Healthcare, Heal Thyself
James Hereford, president and CEO of Fairview Health Services, a nonprofit academic health system based in Minneapolis, describes the economics of his industry as “a weird dance.” He says, “Traditionally, payers and providers have been so separate and so at odds, we’re almost competing with each other rather than competing for how we can improve care and make outcomes better.”
For years, there has been a cry for healthcare delivery and economics to be transformed from the fee-for-service model, in which providers receive payment for specific services. COVID-19, testing healthcare like few other events, has put more urgency into the cry.
“Right now, fee-for-service provides no incentive for wellness,” says Dave Morlock, managing director and co-head of the health system’s mergers and acquisitions practice at Cain Brothers, a division of KeyBanc Capital Markets. “It causes providers to invest in profitable services rather than necessary services the community needs. There are economic incentives to overtreat, but more care doesn’t necessarily mean better care.”
These issues existed before the pandemic, but COVID-19 revealed how ill-prepared hospitals and physician groups were for the economic shock caused by the increase in patient volumes. “It’s a thin-margin business,” Morlock says. “All those cracks in the economic system were exposed.”
The Current Approach Works for No One
The traditional healthcare model is not working for anyone, growing into one of the largest household expenditures in the United States and accounting for 18% of the economy. “Unexpected medical costs are placing significant financial burdens on families, resulting in an inability to pay,” says Agapito Morgan, senior vice president, commercial healthcare leader, for KeyBank. “Providers are typically collecting less than 50 cents on the dollar owed by patients.”
There is growing momentum to shift to a value-based model focused on patient wellness and prevention, which ultimately will reduce the amount of hospital stays and services needed. “Providers that engage in value-based care and take the top-line insurance risk were in a much better position to deal with the financial crisis that came on the heels of the pandemic than providers that depend on patient volumes,” Morlock says.
The call for value-based care faces numerous obstacles, however. Large healthcare systems have invested in buildings and other assets designed for a fee-for-services world. Both providers and insurance companies have underinvested in technology to allow billing and care systems to exchange information, and they have failed to provide consumers with transparency on the true cost of care. In addition, big health systems tend to be large employers, so any change that stokes fears of job loss brings up resistance from politicians in both parties.
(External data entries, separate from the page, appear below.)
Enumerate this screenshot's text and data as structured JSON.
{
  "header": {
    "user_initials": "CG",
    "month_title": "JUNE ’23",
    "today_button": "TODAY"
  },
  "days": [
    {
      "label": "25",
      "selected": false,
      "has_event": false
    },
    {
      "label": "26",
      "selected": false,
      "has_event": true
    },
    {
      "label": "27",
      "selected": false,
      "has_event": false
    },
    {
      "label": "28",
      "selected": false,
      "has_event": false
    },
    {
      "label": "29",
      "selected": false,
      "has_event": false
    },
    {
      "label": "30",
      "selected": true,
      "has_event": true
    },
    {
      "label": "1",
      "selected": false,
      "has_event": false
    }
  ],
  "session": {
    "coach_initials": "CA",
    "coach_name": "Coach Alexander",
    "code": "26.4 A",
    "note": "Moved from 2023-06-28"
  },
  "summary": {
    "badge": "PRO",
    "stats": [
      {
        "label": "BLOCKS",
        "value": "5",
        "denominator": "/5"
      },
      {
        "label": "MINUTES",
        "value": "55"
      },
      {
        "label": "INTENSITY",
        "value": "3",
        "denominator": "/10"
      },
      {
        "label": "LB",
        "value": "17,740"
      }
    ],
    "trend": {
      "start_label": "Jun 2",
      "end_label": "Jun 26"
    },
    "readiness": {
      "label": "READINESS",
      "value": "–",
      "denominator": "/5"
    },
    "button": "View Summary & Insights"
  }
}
“The major obstacles are all-around inertia,” Morgan says. “The current billing system would need to be revamped. Health plans, providers, employees and Washington, D.C., need to work together—and those are split groups with disparate motivations and goals.”
Signs of Change Emerging
Despite these stumbling blocks, the specter of healthcare costs continuing to spiral upwards, while care degrades, is leading to widespread acknowledgement that transformation is needed. “We will not transform healthcare until we transform the way we pay for healthcare,” Morlock asserts. Signs of change are emerging in both the private and government space.
In the past few years, the drive for value-based care has resulted in risk-sharing agreements among providers, insurance companies, medical device firms and others in the complex healthcare ecosystem. “New physicians’ groups created their mission and infrastructure to take risks,” says Rob Fraiman, president of Cain Brothers. “They are only treating a small portion of the population these days, but that’s where the investment dollars are flowing.”
The federal government is pushing for 50% of traditional Medicare Advantage payments to be tied to value-based care models within the next couple of years. “Medicare Advantage is the blueprint for how value-based care will play out,” Morlock says. “The blueprint is manifesting itself in the background of the consolidation and acquisition of physician groups, because healthcare systems and insurance companies will need to integrate and coordinate physicians at large scale to improve outcomes and lower costs.”
COVID-19 has not only exposed the issues, but also revealed some of the possibilities in reimagining healthcare. For example, during the pandemic, loosening of federal regulations led to unprecedented adoption of telehealth services.
“The reimbursement for telehealth, historically, was so low that it was against providers’ economic self-interest to interact with people that way, rather than bring them into an exam room,” Hereford says. “Once that changed, I was amazed at the speed of adoption of telehealth, especially for specialty services.”
Fairview has also partnered with a technology startup that can pull information out of electronic medical records and make them more visible. This data, combined with artificial intelligence, can guide physicians on providing better care and direct hospitals to make a better impact. Hereford sees initiatives like this—key to a value-based model—becoming more common.
“I’ve been in healthcare for 35 years, and healthcare has been in avoidance mode of major transformational change for 35 years,” he says. “Now is the time that begs for transformation of care delivery—not just how we can do more with less, but also how can we do things differently.”